A propos du Frère Roger, prieur de Taizé
Le Frère Roger, fondateur et prieur de la communauté œcuménique de Taizé (dans le département de Saône-et-Loire, en France), âgé de 90 ans, a été mortellement blessé à coups de couteau le 16 août, au cours de la prière du soir, par une Roumaine déséquilibrée de 36 ans, Luminita Solcanu.
Au terme de l’audience générale du mercredi 17 août, le pape a évoqué la mort tragique du prieur protestant de Taizé : " J’ai reçu ce matin une nouvelle très triste, dramatique. Au cours des Vêpres d’hier soir, le cher frère Roger Schütz, fondateur de la Communauté de Taizé, a été poignardé et tué, probablement par une personne déséquilibrée. Cette nouvelle me touche d’autant plus que précisément hier, j’ai reçu une lettre de frère Roger, très émouvante et très amicale. Dans celle-ci, il écrit que du fond de son cœur, "nous sommes en étroite communion avec Vous-même et avec tous ceux qui seront réunis à Cologne". Puis il écrit qu’en raison de ses conditions de santé, il ne pourra malheureusement pas venir personnellement à Cologne, mais qu’il sera spirituellement présent avec ses frères. A la fin, il m’écrit dans cette lettre qu’il souhaite venir au plus tôt à Rome pour me rencontrer et me dire que " notre communauté de Taizé voudrait cheminer en communion avec le Saint-Père ".

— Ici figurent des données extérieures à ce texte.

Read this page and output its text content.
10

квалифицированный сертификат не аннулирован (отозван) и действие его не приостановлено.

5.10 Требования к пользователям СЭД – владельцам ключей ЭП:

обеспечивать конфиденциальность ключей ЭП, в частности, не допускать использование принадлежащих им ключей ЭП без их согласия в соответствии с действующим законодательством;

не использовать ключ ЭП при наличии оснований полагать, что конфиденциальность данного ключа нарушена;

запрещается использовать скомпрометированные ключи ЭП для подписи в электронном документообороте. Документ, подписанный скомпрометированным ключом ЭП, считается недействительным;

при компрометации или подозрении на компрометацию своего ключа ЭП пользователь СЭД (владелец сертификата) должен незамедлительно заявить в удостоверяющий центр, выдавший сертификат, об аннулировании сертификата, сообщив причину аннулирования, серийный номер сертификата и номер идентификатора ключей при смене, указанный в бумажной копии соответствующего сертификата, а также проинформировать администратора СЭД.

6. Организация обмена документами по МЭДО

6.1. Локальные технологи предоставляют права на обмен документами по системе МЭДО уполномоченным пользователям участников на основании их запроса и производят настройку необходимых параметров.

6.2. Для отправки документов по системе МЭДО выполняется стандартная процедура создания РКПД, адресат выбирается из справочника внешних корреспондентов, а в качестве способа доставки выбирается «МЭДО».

Poursuivant, Benoît XVI évoque le salut - certain à ses yeux - du frère Roger sans la moindre allusion à son appartenance au protestantisme : " En ce moment de tristesse, nous ne pouvons que confier à la bonté du Seigneur l’âme de son fidèle serviteur. Nous savons que de la tristesse (…) renaîtra la joie. Frère Schütz est dans les mains de la bonté éternelle, de l’amour éternel. Il est arrivé à la joie éternelle. Il nous avertit et nous exhorte à être toujours de fidèles ouvriers dans la Vigne du Seigneur, même dans les situations tristes, dans la certitude que le Seigneur nous accompagne et nous donnera sa joie ".

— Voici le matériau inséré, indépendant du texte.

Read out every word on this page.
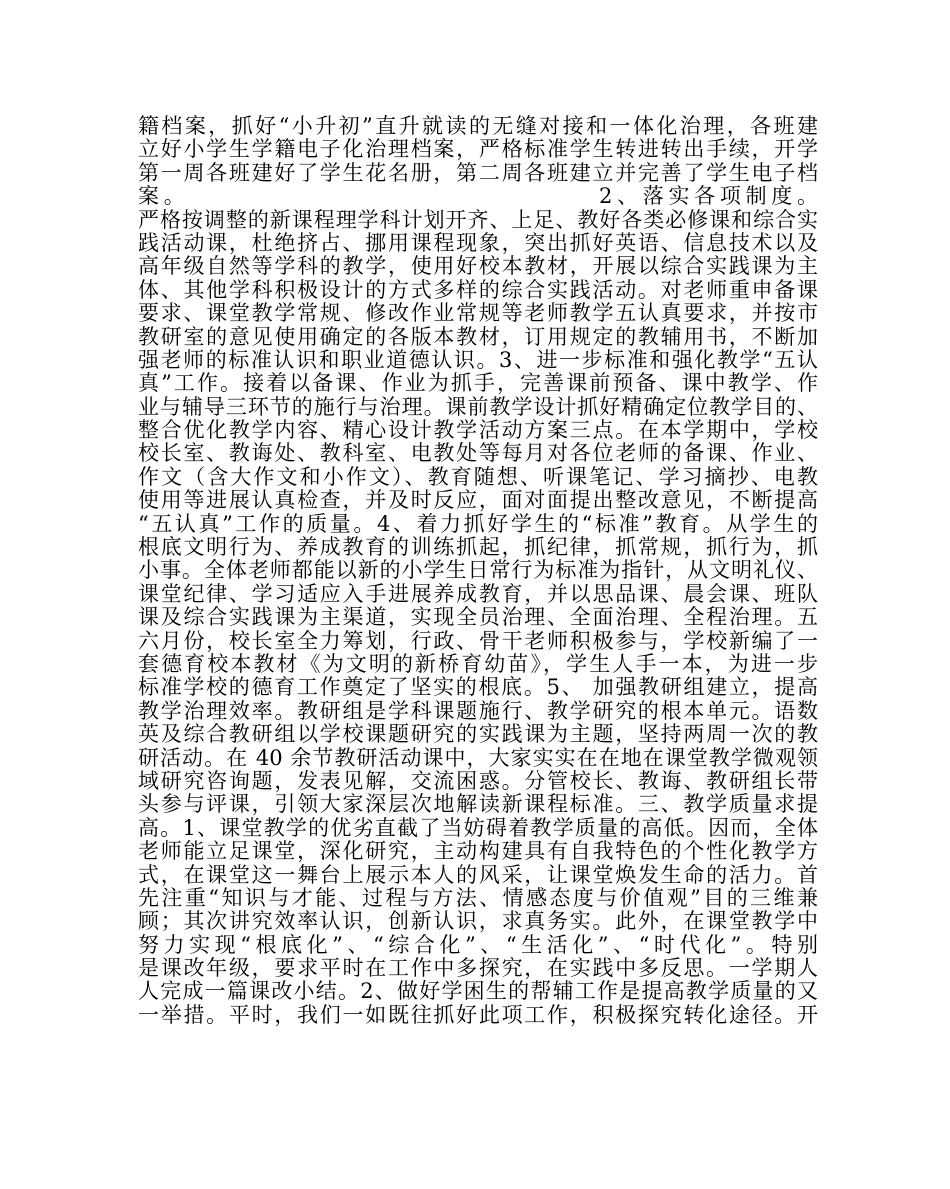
籍档案，抓好“小升初”直升就读的无缝对接和一体化治理，各班建
立好小学生学籍电子化治理档案，严格标准学生转进转出手续，开学
第一周各班建好了学生花名册，第二周各班建立并完善了学生电子档
案。                                    2、落实各项制度。
严格按调整的新课程理学科计划开齐、上足、教好各类必修课和综合实
践活动课，杜绝挤占、挪用课程现象，突出抓好英语、信息技术以及
高年级自然等学科的教学，使用好校本教材，开展以综合实践课为主
体、其他学科积极设计的方式多样的综合实践活动。对老师重申备课
要求、课堂教学常规、修改作业常规等老师教学五认真要求，并按市
教研室的意见使用确定的各版本教材，订用规定的教辅用书，不断加
强老师的标准认识和职业道德认识。3、进一步标准和强化教学“五认
真”工作。接着以备课、作业为抓手，完善课前预备、课中教学、作
业与辅导三环节的施行与治理。课前教学设计抓好精确定位教学目的、
整合优化教学内容、精心设计教学活动方案三点。在本学期中，学校
校长室、教诲处、教科室、电教处等每月对各位老师的备课、作业、
作文（含大作文和小作文）、教育随想、听课笔记、学习摘抄、电教
使用等进展认真检查，并及时反应，面对面提出整改意见，不断提高
“五认真”工作的质量。4、着力抓好学生的“标准”教育。从学生的
根底文明行为、养成教育的训练抓起，抓纪律，抓常规，抓行为，抓
小事。全体老师都能以新的小学生日常行为标准为指针，从文明礼仪、
课堂纪律、学习适应入手进展养成教育，并以思品课、晨会课、班队
课及综合实践课为主渠道，实现全员治理、全面治理、全程治理。五
六月份，校长室全力筹划，行政、骨干老师积极参与，学校新编了一
套德育校本教材《为文明的新桥育幼苗》，学生人手一本，为进一步
标准学校的德育工作奠定了坚实的根底。5、 加强教研组建立，提高
教学治理效率。教研组是学科课题施行、教学研究的根本单元。语数
英及综合教研组以学校课题研究的实践课为主题，坚持两周一次的教
研活动。在 40 余节教研活动课中，大家实实在在地在课堂教学微观领
域研究咨询题，发表见解，交流困惑。分管校长、教诲、教研组长带
头参与评课，引领大家深层次地解读新课程标准。三、教学质量求提
高。1、课堂教学的优劣直截了当妨碍着教学质量的高低。因而，全体
老师能立足课堂，深化研究，主动构建具有自我特色的个性化教学方
式，在课堂这一舞台上展示本人的风采，让课堂焕发生命的活力。首
先注重“知识与才能、过程与方法、情感态度与价值观”目的三维兼
顾；其次讲究效率认识，创新认识，求真务实。此外，在课堂教学中
努力实现“根底化”、“综合化”、“生活化”、“时代化”。特别
是课改年级，要求平时在工作中多探究，在实践中多反思。一学期人
人完成一篇课改小结。2、做好学困生的帮辅工作是提高教学质量的又
一举措。平时，我们一如既往抓好此项工作，积极探究转化途径。开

Déjà, le 8 avril dernier, à la messe de Requiem de Jean-Paul II sur la place Saint-Pierre, le cardinal Ratzinger avait donné la communion à Roger Schütz. Le 12 juillet, le porte-parole du Vatican, Joaquin Navarro-Valls, déclarait que le fondateur de la communauté œcuménique de Taizé "accédait totalement à la compréhension de l’eucharistie". "Dans cette situation, il est pratiquement impossible de lui refuser l’accès au très Saint-Sacrement, du fait notamment que sa foi catholique est connue de tous". Et d’ajouter que le Frère Roger s’était lui-même opposé à toute intercommunion dans sa communauté. Malgré son évidente volonté de rassurer, Joaquin Navarro-Valls n’a pas pu dire où et quand le Frère Roger avait prononcé publiquement son abjuration du protestantisme et sa profession de foi catholique.

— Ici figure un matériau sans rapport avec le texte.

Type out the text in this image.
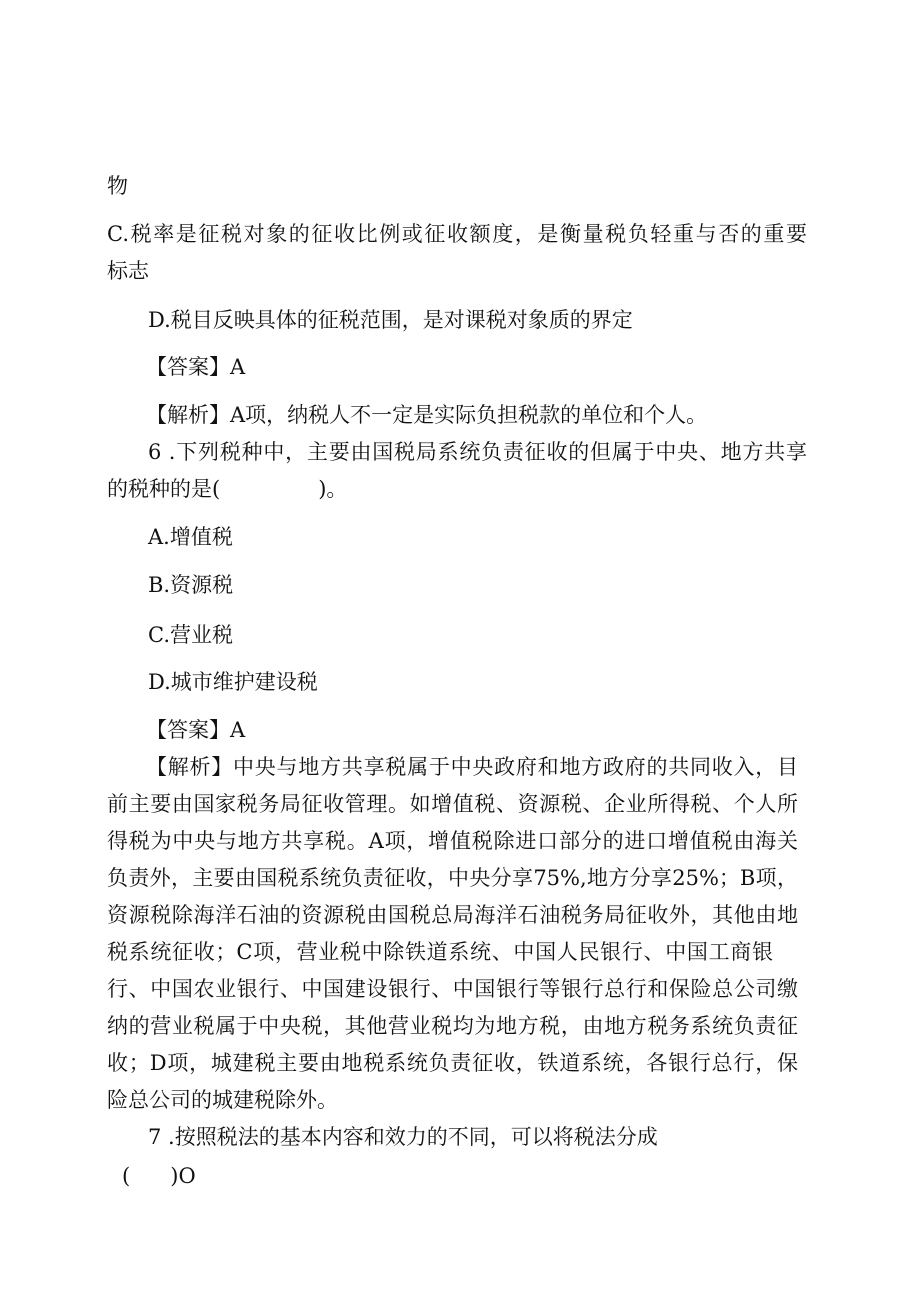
物

C.税率是征税对象的征收比例或征收额度，是衡量税负轻重与否的重要

标志

D.税目反映具体的征税范围，是对课税对象质的界定

【答案】A

【解析】A项，纳税人不一定是实际负担税款的单位和个人。

6 .下列税种中，主要由国税局系统负责征收的但属于中央、地方共享

的税种的是(	)。

A.增值税

B.资源税

C.营业税

D.城市维护建设税

【答案】A

【解析】中央与地方共享税属于中央政府和地方政府的共同收入，目

前主要由国家税务局征收管理。如增值税、资源税、企业所得税、个人所

得税为中央与地方共享税。A项，增值税除进口部分的进口增值税由海关

负责外，主要由国税系统负责征收，中央分享75%,地方分享25%；B项，

资源税除海洋石油的资源税由国税总局海洋石油税务局征收外，其他由地

税系统征收；C项，营业税中除铁道系统、中国人民银行、中国工商银

行、中国农业银行、中国建设银行、中国银行等银行总行和保险总公司缴

纳的营业税属于中央税，其他营业税均为地方税，由地方税务系统负责征

收；D项，城建税主要由地税系统负责征收，铁道系统，各银行总行，保

险总公司的城建税除外。

7 .按照税法的基本内容和效力的不同，可以将税法分成

(      )O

Très embarrassé, le porte-parole du Vatican a tenu à préciser que la réception de la sainte Communion par le Frère Roger n’était pas prévue. Elle viendrait "de circonstances inopinées " : le Prieur de Taizé se serait " trouvé malgré lui dans la file qui s’était formée pour recevoir la Communion du Cardinal Ratzinger et il lui aurait été impossible de se dégager ". Ajoutant : "Ceci est un cas inhabituel qui ne doit pas être généralisé ".
Cette confusion est aggravée par l’annonce, le 19 août, des funérailles catholiques du Frère Roger, célébrées par le cardinal Walter Kasper, président du Conseil pontifical pour la promotion de l’unité des chrétiens, ce mardi 23. Seront présents des évêques et des représentants de diverses confessions chrétiennes, notamment d’Europe et des Etats-Unis. Le président de la Fédération protestante de France, Jean-Arnold de Clermont, y fera une déclaration avec d’autres responsables orthodoxes, protestants, anglicans…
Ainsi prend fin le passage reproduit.